The ethic of America, the stereotype of Americans and the day-to-day of American life is something that never fit well into my life. It found its way in but sits uncomfortably like a meal of cabbage and beans. Logically, ethically, the ideas of American Saurya sit in sharp contrast with those of Indian Saurya. There is, of course, a lot more going on inside both of these identities but the oil-and-water mix that they are remains. A part of this is how little my home environment was permeated by American ideas, culture and food. Norms of American child-rearing were completely alien to my parents. They drew much of their inspiration from Spock’s fantastic book, but the baseline values they carried through their lives - scholasticism, vegetarianism, frugality - were fringe values in the US when we arrived in 1997. Inside our house was still India, 1997, all the way until 2010. Honestly even now. America didn’t concern itself with breaking into our home except to drive us out of it with either rules of immigration or the inexplicable beeping smoke detector that reacted to every aromatic compound my mother used in cooking. Outside was America.

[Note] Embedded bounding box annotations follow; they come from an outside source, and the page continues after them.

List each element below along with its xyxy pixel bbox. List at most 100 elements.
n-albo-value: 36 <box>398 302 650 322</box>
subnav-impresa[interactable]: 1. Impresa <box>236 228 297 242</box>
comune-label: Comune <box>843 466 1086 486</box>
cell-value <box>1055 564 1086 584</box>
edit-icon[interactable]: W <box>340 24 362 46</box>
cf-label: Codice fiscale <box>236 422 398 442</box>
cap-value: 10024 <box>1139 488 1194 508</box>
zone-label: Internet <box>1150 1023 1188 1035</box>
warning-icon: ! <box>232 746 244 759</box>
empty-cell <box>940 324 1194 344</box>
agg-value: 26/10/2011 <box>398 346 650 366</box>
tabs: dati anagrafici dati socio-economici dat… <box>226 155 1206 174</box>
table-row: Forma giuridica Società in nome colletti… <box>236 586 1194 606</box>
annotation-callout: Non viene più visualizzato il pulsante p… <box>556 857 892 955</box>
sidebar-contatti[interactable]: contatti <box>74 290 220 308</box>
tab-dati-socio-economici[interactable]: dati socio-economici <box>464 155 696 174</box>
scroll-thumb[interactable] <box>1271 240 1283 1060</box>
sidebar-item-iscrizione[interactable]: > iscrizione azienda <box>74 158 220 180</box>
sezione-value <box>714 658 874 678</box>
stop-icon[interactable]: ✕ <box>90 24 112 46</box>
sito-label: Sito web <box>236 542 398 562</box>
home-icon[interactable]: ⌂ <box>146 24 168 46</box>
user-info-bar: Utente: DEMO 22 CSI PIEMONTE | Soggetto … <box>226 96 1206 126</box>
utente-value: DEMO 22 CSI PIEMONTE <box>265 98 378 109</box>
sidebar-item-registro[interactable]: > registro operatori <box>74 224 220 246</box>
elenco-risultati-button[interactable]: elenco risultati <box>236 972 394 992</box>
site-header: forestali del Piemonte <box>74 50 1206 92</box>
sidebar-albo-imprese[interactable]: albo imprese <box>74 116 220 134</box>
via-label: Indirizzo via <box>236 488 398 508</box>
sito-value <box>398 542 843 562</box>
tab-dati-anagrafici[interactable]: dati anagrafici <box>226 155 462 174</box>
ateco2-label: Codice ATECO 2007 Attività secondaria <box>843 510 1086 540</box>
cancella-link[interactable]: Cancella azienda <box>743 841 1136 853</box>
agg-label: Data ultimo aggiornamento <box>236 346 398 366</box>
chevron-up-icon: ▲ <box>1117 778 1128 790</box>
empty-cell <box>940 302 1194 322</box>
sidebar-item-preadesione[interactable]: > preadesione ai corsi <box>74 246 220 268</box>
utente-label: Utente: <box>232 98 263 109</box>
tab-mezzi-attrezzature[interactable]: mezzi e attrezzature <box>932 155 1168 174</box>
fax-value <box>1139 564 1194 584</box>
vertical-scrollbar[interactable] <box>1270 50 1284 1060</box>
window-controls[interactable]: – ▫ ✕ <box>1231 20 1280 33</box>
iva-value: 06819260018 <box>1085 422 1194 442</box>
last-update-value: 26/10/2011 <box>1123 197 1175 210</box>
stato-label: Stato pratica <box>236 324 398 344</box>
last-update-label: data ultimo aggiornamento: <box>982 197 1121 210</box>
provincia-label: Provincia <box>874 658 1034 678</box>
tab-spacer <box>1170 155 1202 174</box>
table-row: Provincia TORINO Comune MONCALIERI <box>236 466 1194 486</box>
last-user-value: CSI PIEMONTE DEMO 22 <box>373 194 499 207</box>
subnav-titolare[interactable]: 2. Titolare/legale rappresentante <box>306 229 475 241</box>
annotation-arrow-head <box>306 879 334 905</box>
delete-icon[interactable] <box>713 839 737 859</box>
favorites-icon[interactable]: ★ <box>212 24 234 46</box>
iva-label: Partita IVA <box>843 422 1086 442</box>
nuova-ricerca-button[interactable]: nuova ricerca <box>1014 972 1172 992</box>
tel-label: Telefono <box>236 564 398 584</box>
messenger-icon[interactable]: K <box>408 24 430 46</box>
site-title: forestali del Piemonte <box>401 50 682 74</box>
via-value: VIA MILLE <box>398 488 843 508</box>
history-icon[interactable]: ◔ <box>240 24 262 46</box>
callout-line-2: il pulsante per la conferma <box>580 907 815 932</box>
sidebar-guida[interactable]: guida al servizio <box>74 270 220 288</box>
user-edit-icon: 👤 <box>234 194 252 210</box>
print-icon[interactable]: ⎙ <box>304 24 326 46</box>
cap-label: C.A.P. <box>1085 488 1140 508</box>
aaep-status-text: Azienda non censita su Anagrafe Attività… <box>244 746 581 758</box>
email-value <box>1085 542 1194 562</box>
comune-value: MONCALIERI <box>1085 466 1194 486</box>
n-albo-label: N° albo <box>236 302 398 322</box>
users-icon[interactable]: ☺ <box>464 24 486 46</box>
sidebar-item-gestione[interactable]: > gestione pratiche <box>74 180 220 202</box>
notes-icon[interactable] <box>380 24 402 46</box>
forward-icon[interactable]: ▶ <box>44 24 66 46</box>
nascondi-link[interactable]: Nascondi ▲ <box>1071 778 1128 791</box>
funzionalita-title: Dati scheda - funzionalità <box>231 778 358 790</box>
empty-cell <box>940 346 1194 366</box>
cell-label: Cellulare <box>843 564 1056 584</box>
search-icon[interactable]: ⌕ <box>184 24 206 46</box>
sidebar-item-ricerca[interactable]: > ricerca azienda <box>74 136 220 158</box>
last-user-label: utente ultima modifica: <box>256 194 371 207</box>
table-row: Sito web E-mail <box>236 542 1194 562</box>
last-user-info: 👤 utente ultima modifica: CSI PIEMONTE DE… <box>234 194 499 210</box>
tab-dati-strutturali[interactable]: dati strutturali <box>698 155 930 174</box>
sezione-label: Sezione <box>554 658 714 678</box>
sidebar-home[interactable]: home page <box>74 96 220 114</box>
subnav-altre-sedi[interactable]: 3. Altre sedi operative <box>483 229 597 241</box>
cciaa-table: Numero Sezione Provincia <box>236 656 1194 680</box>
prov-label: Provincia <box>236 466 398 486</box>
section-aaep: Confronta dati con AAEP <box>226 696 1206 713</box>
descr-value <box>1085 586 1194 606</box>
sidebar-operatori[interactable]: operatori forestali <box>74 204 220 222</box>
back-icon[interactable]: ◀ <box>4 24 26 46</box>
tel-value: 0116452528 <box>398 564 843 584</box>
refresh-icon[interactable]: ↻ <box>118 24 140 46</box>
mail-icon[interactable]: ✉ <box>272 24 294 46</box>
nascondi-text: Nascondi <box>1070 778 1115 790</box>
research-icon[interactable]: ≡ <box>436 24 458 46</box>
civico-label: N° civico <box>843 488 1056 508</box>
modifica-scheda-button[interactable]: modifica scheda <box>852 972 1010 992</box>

Shoes are something you take off when you enter the home. It contains traces of the outside and it tracks dirt in. This was common knowledge and what we practice, along with millions of other Asian-American households. There is a different language you use in the home too. Words for the street, for the rough types you meet out there, don’t belong at home. Take your shoes off at the door. Leave America outside.
There is an aspect of who I am that simply cannot be shared with most people I meet! I take a lot of it off when I put on my shoes and I certainly don’t want to live in a house where I have to keep my shoes on all the time.
The first time I had a beef burger, intentionally, was in Germany. It was at the insistence of an Indian friend who grew up in Jakarta, attending an almost entirely Indian international school. Eating a burger was hip, perhaps liberating for him. The fact that I had resisted something as American as a meat sandwich named after a German city after spending most of my life in a decidedly unwoke working/middle class America was an odd feat of resistance and strength. This act, like many of my acts of stubborn strength, was one few noticed, and those that did, did not respect. A fundamentally American experience - a Five Guys burger - in Germany. No matter where you are outside, outside is America.
Gyms are sad places. There is no sun. The lighting is blue and depressing. The smell is layered - a disinfectant chosen not to smell alcoholic and astringent like a hospital, but not sweet like a five-star hotel bathroom either. Underneath that is the metal of the equipment, the plastic, rubber and sweat. Underneath all of that is America. No matter which indoor gym I’ve been to in the world, it carries the smell of America. Maybe I’m calling it smell when it’s another sense entirely - of the use of indoor space, the balance of metal to glass. I don’t know what it is, perhaps philosophy that pervades the space but I am convinced that gyms are America reduced into a sad, extremely profitable enterprise. An industrial approach to the body, a business model that only works as long as most of your clients never use your facilities, the big sell of a better self, the aspiration, the letdown. It’s all America. The gym I attend is inside a building here in Singapore, but it is somehow the most outside and the most America of anything I’ve participated in.
The outside world is a thing we must contend with. Our safe homes are only safe as long as we can supply them with food and materials for survival. The outside world is our enemy in much the same way that a tornado is an enemy for the corn farmer. The farmer might view it as a battle of the wills, but the wind has no agency. It seeks nothing and wants nothing. It doesn’t destroy out of malice, and it cannot be called cruel, cold or indifferent. America is much the same thing. It is a tornado and you can never prepare your house for its power, but you can survive it as long as you know its coming. It’s coming.